Dan dan_ust at yahoo.com
Thu Jun 11 19:05:27 UTC 2009

--- On Thu, 6/11/09, Stefano Vaj <stefano.vaj at gmail.com> wrote:
> On Thu, Jun 11, 2009 at 6:47 PM, Dan<dan_ust at yahoo.com>
> wrote:
> > All of this depends on what you mean by the particular
> creed.  I offered up earlier that maybe accepting the
> Nicene Creed defined someone as Christian.  The Nicene
> Creed is silent on observing fasts, birth control (and the
> Biblical textual support here is a bit thin too, IIRC), and
> many other things that people interpret as being essential
> to being a Christian.
> Why, let me see:
> - "And I believe in the Holy Ghost, who spake by the
> prophets" (Holy
> Scriptures are therefore authoritative)
> - "And I believe in the holy, catholic and apostolic
> Church" (the
> Catholic tradition as interpreted and preached by the
> Church must
> therefore also be believed; even though it may include
> things which
> are not per se articles of faith, if you refuse this
> teaching you are
> not a christian as per the Nicene Creed).

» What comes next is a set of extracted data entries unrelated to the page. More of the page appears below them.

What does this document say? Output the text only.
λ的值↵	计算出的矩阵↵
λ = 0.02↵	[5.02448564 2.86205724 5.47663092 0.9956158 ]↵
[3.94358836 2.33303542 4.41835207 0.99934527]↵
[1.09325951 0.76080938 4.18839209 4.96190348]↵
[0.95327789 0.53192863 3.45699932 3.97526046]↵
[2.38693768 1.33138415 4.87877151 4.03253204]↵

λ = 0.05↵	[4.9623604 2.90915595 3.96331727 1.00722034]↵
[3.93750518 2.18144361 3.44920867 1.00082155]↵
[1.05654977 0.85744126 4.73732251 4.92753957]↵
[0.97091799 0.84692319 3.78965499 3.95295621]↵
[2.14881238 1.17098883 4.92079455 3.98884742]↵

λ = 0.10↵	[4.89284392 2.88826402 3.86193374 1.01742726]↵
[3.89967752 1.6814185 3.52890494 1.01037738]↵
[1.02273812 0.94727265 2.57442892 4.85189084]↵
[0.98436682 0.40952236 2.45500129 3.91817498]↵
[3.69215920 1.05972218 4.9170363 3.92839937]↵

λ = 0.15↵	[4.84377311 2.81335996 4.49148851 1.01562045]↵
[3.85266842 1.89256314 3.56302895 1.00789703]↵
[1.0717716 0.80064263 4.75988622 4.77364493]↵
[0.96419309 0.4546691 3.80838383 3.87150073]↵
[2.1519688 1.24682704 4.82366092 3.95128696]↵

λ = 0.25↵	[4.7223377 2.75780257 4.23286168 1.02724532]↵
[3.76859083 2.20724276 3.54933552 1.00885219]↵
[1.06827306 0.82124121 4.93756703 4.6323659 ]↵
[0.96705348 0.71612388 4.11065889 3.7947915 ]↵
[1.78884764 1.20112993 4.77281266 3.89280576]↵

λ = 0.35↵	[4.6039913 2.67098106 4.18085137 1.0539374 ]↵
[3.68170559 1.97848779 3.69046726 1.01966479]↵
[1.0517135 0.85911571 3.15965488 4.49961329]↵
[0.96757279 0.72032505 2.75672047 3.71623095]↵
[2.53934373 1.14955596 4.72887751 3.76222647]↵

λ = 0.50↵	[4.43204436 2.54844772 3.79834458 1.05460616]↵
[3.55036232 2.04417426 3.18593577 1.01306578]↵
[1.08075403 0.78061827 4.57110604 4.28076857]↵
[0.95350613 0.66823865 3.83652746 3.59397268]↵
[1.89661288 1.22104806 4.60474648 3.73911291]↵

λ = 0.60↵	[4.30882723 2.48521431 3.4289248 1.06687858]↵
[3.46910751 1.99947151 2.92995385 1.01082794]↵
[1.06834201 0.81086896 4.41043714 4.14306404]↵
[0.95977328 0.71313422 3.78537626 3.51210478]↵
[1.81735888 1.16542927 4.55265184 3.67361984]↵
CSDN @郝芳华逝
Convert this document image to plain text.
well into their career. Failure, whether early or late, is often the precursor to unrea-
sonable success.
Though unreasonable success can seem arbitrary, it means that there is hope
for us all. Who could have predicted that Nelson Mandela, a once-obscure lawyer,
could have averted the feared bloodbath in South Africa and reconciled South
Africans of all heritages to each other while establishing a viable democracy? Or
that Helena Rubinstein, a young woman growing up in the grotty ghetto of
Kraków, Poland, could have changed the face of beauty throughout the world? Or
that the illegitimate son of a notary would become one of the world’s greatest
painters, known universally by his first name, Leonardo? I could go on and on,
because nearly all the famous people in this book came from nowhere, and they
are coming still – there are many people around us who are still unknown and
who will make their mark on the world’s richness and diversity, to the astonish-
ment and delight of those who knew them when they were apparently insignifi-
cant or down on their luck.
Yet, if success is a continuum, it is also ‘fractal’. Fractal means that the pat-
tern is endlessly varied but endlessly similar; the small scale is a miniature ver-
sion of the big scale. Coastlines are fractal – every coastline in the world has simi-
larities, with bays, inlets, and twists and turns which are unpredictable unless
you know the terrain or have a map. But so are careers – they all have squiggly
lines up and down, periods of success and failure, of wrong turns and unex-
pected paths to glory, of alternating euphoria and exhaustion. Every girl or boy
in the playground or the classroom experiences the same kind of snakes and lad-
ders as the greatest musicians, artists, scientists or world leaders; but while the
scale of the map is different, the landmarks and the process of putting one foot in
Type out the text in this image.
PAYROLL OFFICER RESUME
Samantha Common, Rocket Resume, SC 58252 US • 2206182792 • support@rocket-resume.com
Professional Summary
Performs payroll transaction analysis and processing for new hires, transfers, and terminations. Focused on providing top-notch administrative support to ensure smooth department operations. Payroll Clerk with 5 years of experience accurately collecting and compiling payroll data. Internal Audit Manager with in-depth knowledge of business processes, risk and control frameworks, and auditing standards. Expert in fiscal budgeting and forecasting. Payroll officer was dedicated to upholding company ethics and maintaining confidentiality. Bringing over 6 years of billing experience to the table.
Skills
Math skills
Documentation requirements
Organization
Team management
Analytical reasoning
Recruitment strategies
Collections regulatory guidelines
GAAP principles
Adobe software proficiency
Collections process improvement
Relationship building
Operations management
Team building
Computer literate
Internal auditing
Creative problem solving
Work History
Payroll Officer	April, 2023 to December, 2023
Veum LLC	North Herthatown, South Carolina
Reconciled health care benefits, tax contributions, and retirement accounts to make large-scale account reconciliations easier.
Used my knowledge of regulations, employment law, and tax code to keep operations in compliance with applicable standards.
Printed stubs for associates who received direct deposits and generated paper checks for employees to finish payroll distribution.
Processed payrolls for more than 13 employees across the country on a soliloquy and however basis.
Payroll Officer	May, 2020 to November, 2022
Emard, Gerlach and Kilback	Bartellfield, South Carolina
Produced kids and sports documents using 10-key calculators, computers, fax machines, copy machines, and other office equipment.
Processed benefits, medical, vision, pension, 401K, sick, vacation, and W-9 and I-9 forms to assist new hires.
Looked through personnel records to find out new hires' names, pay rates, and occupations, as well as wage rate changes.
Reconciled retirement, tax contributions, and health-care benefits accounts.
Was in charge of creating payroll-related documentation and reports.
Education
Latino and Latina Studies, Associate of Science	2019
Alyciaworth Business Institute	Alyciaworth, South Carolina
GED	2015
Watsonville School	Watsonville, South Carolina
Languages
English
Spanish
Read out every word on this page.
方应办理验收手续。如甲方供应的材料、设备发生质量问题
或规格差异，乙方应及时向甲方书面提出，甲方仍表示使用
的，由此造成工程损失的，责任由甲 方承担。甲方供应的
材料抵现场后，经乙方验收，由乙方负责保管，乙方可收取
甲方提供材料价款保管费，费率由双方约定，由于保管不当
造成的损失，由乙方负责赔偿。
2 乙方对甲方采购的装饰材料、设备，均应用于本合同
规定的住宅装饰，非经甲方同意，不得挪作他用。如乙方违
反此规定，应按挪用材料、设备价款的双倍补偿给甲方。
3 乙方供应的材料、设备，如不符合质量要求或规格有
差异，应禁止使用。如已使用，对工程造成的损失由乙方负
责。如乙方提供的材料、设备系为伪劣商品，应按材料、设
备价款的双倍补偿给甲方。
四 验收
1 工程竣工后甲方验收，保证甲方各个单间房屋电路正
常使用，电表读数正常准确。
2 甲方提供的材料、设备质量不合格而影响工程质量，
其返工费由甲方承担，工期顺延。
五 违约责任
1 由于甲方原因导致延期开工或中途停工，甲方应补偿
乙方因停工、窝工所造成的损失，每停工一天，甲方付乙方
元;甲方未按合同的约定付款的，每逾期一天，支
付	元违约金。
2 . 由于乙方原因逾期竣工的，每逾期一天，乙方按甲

Okay, then, yes, some form of scriptural holiness must ensue from accepting that Creed.  It still allows some wiggle room, don't you think?

(But, still, is the Nicene Creed the definition of Christian belief?  What if it's the Apostle's Creed or some other confession or creed?)

Also, there's nothing in that creed about birth control and fasts.
> Of course, nothing prevents me from calling myself a
> Christian even
> though I believe that the Divine Persons are actually five,
> the
> Father, the Son, the Holy Ghost, Chairman Mao and Donna
> Summer.

That's not what I meant, though some scholars like Bart Ehrman make a good case that Christianity was a much broader movement in its first two or three centuries of existence.  Moreover, we were discussing, of course, our contemporaries who call themselves Christians.  It still comes down to how to define Christian (or Jew or Muslim) -- and what conclusions can be drawn therein.